在上一篇文章你真的了解字典吗?一文中我介绍了Hash Function和字典的工作的基本原理.
有网友在文章底部评论,说我的Remove和Add方法没有考虑线程安全问题. https://docs.microsoft.com/en-us/dotnet/api/system.collections.generic.dictionary-2?redirectedfrom=MSDN&view=netframework-4.7.2 查阅相关资料后,发现字典.net中Dictionary本身时不支持线程安全的,如果要想使用支持线程安全的字典,那么我们就要使用ConcurrentDictionary了. 在研究ConcurrentDictionary的源码后,我觉得在ConcurrentDictionary的线程安全的解决思路很有意思,其对线程安全的处理对对我们项目中的其他高并发场景也有一定的参考价值,在这里再次分享我的一些学习心得和体会,希望对大家有所帮助.

Concurrent

ConcurrentDictionary是Dictionary的线程安全版本,位于System.Collections.Concurrent的命名空间下,该命名空间下除了有ConcurrentDictionary,还有以下Class都是我们常用的那些类库的线程安全版本.

BlockingCollection:为实现 IProducerConsumerCollection 的线程安全集合提供阻塞和限制功能。
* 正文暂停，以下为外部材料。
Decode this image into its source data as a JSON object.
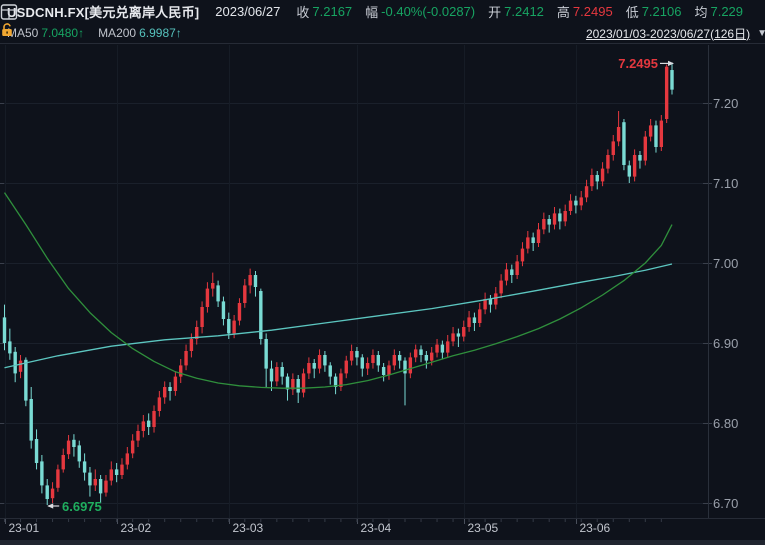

ConcurrentBag:表示对象的线程安全的无序集合.

ConcurrentQueue:表示线程安全的先进先出 (FIFO) 集合。

如果读过我上一篇文章你真的了解字典吗?的小伙伴,对这个ConcurrentDictionary的工作原理应该也不难理解,它是简简单单地在读写方法加个lock吗?

工作原理

Dictionary

如下图所示,在字典中,数组entries用来存储数据,buckets作为桥梁,每次通过hash function获取了key的哈希值后,对这个哈希值进行取余,即hashResult%bucketsLength=bucketIndex,余数作为buckets的index,而buckets的value就是这个key对应的entry所在entries中的索引,所以最终我们就可以通过这个索引在entries中拿到我们想要的数据,整个过程不需要对所有数据进行遍历,的时间复杂度为1.

Alt text

ConcurrentDictionary

ConcurrentDictionary的数据存储类似,只是buckets有个更多的职责,它除了有dictionary中的buckets的桥梁的作用外,负责了数据存储.

Alt text

key的哈希值与buckets的length取余后hashResult%bucketsLength=bucketIndex,余数作为buckets的索引就能找到我们要的数据所存储的块,当出现两个key指向同一个块时,即上图中的John Smith和Sandra Dee他同时指向152怎么办呢?存储节点Node具有Next属性执行下个Node,上图中,node 152的Next为154,即我们从152开始找Sandra Dee,发现不是我们想要的,再到154找,即可取到所需数据.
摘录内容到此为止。